Release Notes

Enhancements

Distributed Inference: Introduced support for distributed inference. See issues #117, #118.
Legacy GPU Support: Added support for Nvidia GPUs with Compute Capability below 8.0. See issue #216.
CPU Inference: Implemented support for CPU-based inference. See issue #141.
Sharded Model Files: Added support for sharded model files. See issue #190.
Enhanced Scheduling: Improved scheduling capabilities, including binpack and spread strategies, scheduling to specific GPUs, and worker label-based scheduling. See issue #99.
Replica Scaling: Added functionality to scale model replicas from the model list page. See issue #210.

Model Deployment Issue: Resolved an issue where model instances could not be deployed after updating worker names.
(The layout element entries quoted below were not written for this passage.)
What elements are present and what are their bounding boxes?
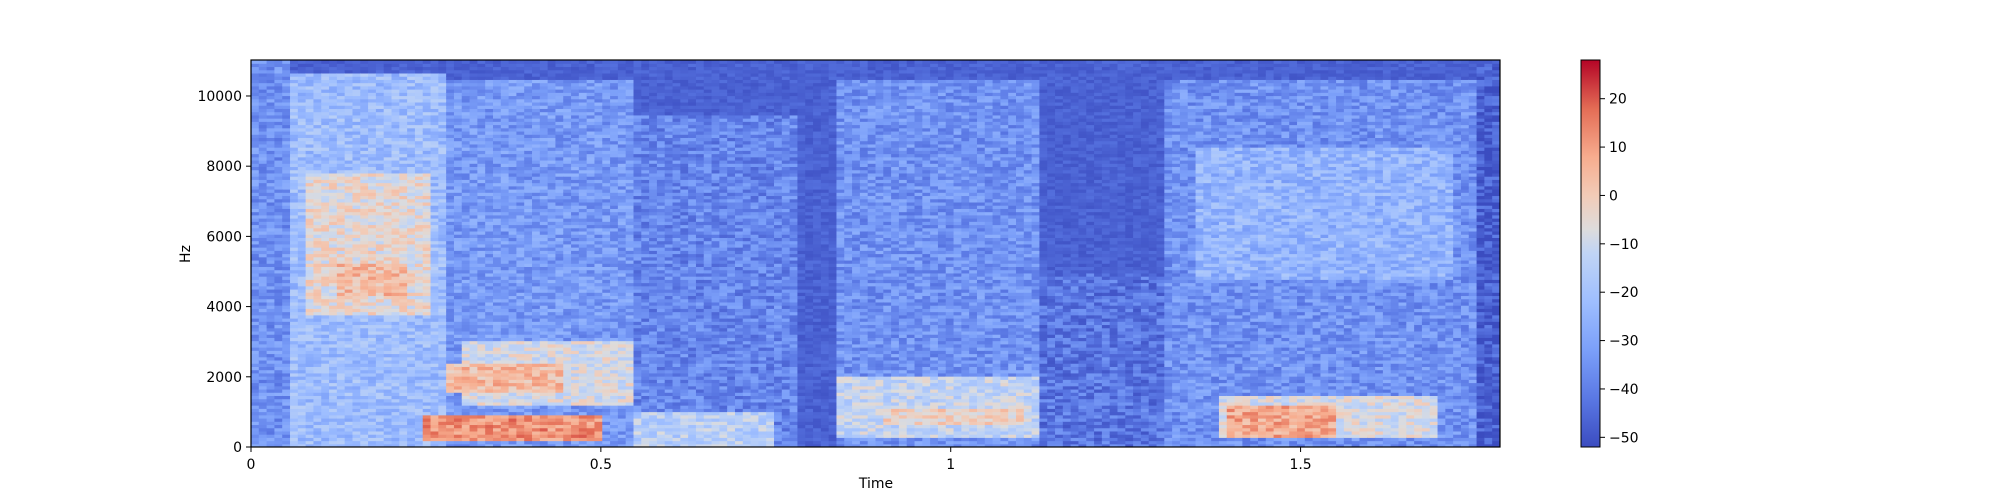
spectrogram-heatmap <box>251 60 1501 448</box>
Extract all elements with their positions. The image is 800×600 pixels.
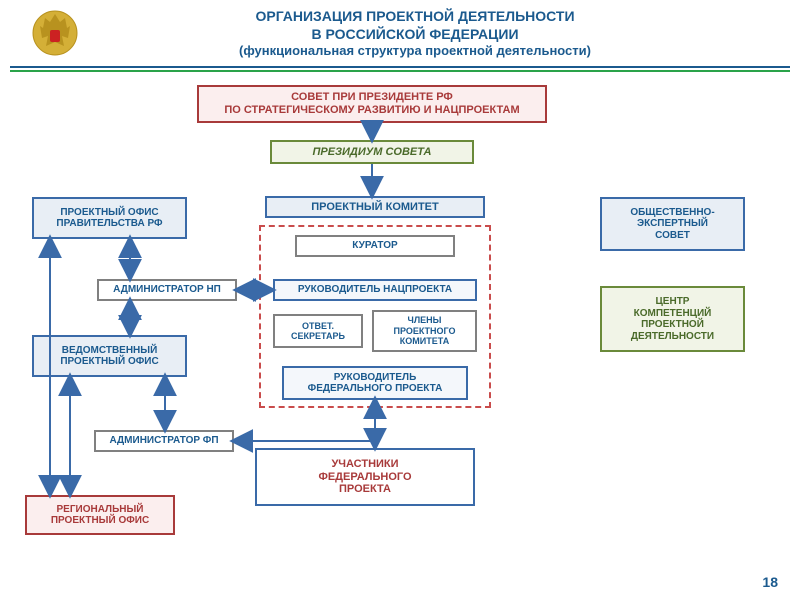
title-line-2: В РОССИЙСКОЙ ФЕДЕРАЦИИ [80,26,750,44]
box-dept_office: ВЕДОМСТВЕННЫЙПРОЕКТНЫЙ ОФИС [32,335,187,377]
box-council: СОВЕТ ПРИ ПРЕЗИДЕНТЕ РФПО СТРАТЕГИЧЕСКОМ… [197,85,547,123]
page-number: 18 [762,574,778,590]
rule-green [10,70,790,72]
title-line-1: ОРГАНИЗАЦИЯ ПРОЕКТНОЙ ДЕЯТЕЛЬНОСТИ [80,8,750,26]
emblem-icon [30,8,80,58]
box-presidium: ПРЕЗИДИУМ СОВЕТА [270,140,474,164]
title-line-3: (функциональная структура проектной деят… [80,43,750,58]
header: ОРГАНИЗАЦИЯ ПРОЕКТНОЙ ДЕЯТЕЛЬНОСТИ В РОС… [0,8,800,58]
title-block: ОРГАНИЗАЦИЯ ПРОЕКТНОЙ ДЕЯТЕЛЬНОСТИ В РОС… [80,8,750,58]
box-competence: ЦЕНТРКОМПЕТЕНЦИЙПРОЕКТНОЙДЕЯТЕЛЬНОСТИ [600,286,745,352]
box-admin_np: АДМИНИСТРАТОР НП [97,279,237,301]
rule-blue [10,66,790,68]
box-project_office: ПРОЕКТНЫЙ ОФИСПРАВИТЕЛЬСТВА РФ [32,197,187,239]
dashed-committee-frame [259,225,491,408]
box-committee: ПРОЕКТНЫЙ КОМИТЕТ [265,196,485,218]
box-participants: УЧАСТНИКИФЕДЕРАЛЬНОГОПРОЕКТА [255,448,475,506]
box-regional: РЕГИОНАЛЬНЫЙПРОЕКТНЫЙ ОФИС [25,495,175,535]
box-expert: ОБЩЕСТВЕННО-ЭКСПЕРТНЫЙСОВЕТ [600,197,745,251]
box-admin_fp: АДМИНИСТРАТОР ФП [94,430,234,452]
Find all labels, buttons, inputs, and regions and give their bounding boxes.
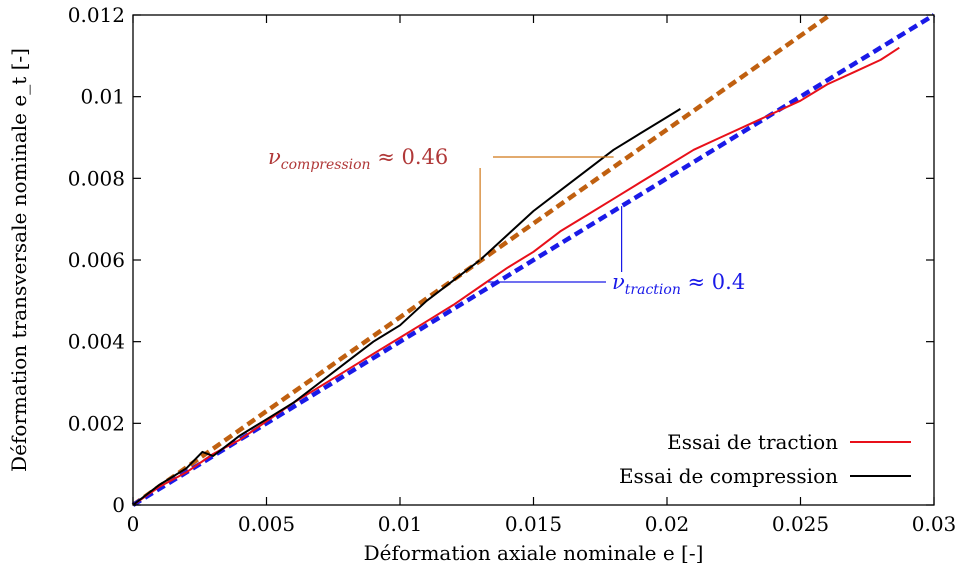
y-tick-label: 0.002 [68, 411, 125, 435]
x-tick-label: 0 [127, 512, 140, 536]
y-tick-label: 0.01 [80, 85, 125, 109]
x-tick-label: 0.005 [238, 512, 295, 536]
y-tick-label: 0.006 [68, 248, 125, 272]
x-tick-label: 0.025 [772, 512, 829, 536]
axis-ticks-layer: 0 0.005 0.01 0.015 0.02 0.025 0.03 0 0.002 0.004 0… [68, 3, 957, 536]
annotation-traction-label: νtraction ≈ 0.4 [612, 270, 745, 298]
legend: Essai de traction Essai de compression [619, 430, 911, 488]
annotation-compression-label: νcompression ≈ 0.46 [268, 145, 448, 173]
data-series-layer [132, 46, 900, 506]
series-line-1 [132, 108, 681, 506]
annotations-layer: νcompression ≈ 0.46 νtraction ≈ 0.4 [268, 145, 745, 298]
y-tick-label: 0.012 [68, 3, 125, 27]
x-tick-label: 0.015 [505, 512, 562, 536]
fit-line-3 [131, 13, 936, 507]
x-axis-label: Déformation axiale nominale e [-] [364, 541, 704, 565]
x-tick-label: 0.03 [912, 512, 957, 536]
x-tick-label: 0.01 [378, 512, 423, 536]
legend-label: Essai de traction [667, 430, 838, 454]
series-line-0 [132, 46, 900, 506]
x-tick-label: 0.02 [645, 512, 690, 536]
y-tick-label: 0.008 [68, 166, 125, 190]
legend-label: Essai de compression [619, 464, 838, 488]
y-tick-label: 0 [112, 493, 125, 517]
y-tick-label: 0.004 [68, 330, 125, 354]
y-axis-label: Déformation transversale nominale e_t [-… [7, 48, 31, 472]
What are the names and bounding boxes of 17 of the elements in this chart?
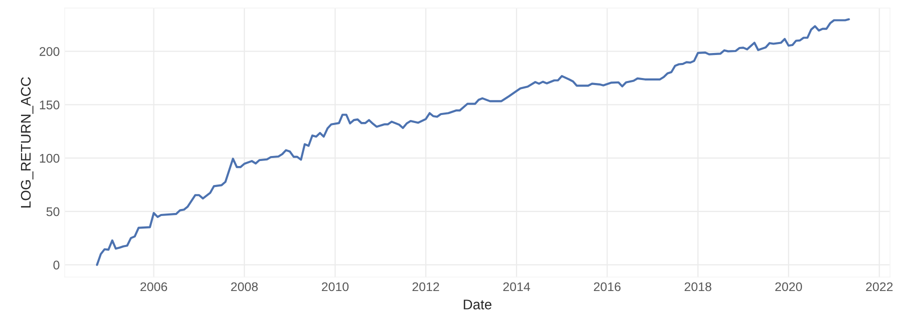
y-tick-label: 200 [40,47,60,56]
x-tick-label: 2010 [322,282,349,292]
x-axis-title: Date [464,300,492,310]
line-series [96,18,850,266]
x-tick-label: 2006 [140,282,168,292]
y-tick-label: 100 [40,154,60,163]
x-tick-label: 2016 [594,282,621,292]
y-axis-title: LOG_RETURN_ACC [20,77,34,208]
y-tick-label: 150 [40,100,60,110]
x-tick-label: 2014 [503,282,530,292]
x-tick-label: 2008 [231,282,258,292]
y-tick-label: 50 [46,207,60,216]
x-tick-label: 2020 [775,282,802,292]
x-tick-label: 2022 [866,282,893,292]
y-tick-label: 0 [53,260,60,270]
x-tick-label: 2018 [684,282,712,292]
x-tick-label: 2012 [412,282,440,292]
See issue #191.
GPU Detection: Fixed GPU detection problems when nvidia-drm module was not loaded. See issue #212.
Custom System Reserved Parameter: Addressed failures when using custom --system-reserved parameters. See issue #152.
Ollama Models Download: Fixed an issue that prevented non-library Ollama models from being downloaded correctly. See issue #230.
GPU Index Assignment: Corrected the assignment of incorrect GPU indices to model instances. See issue #221.
GLIBC Version Not Found Error: Fixed a bug where model deployment would fail due to missing GLIBC version errors. See issue #270.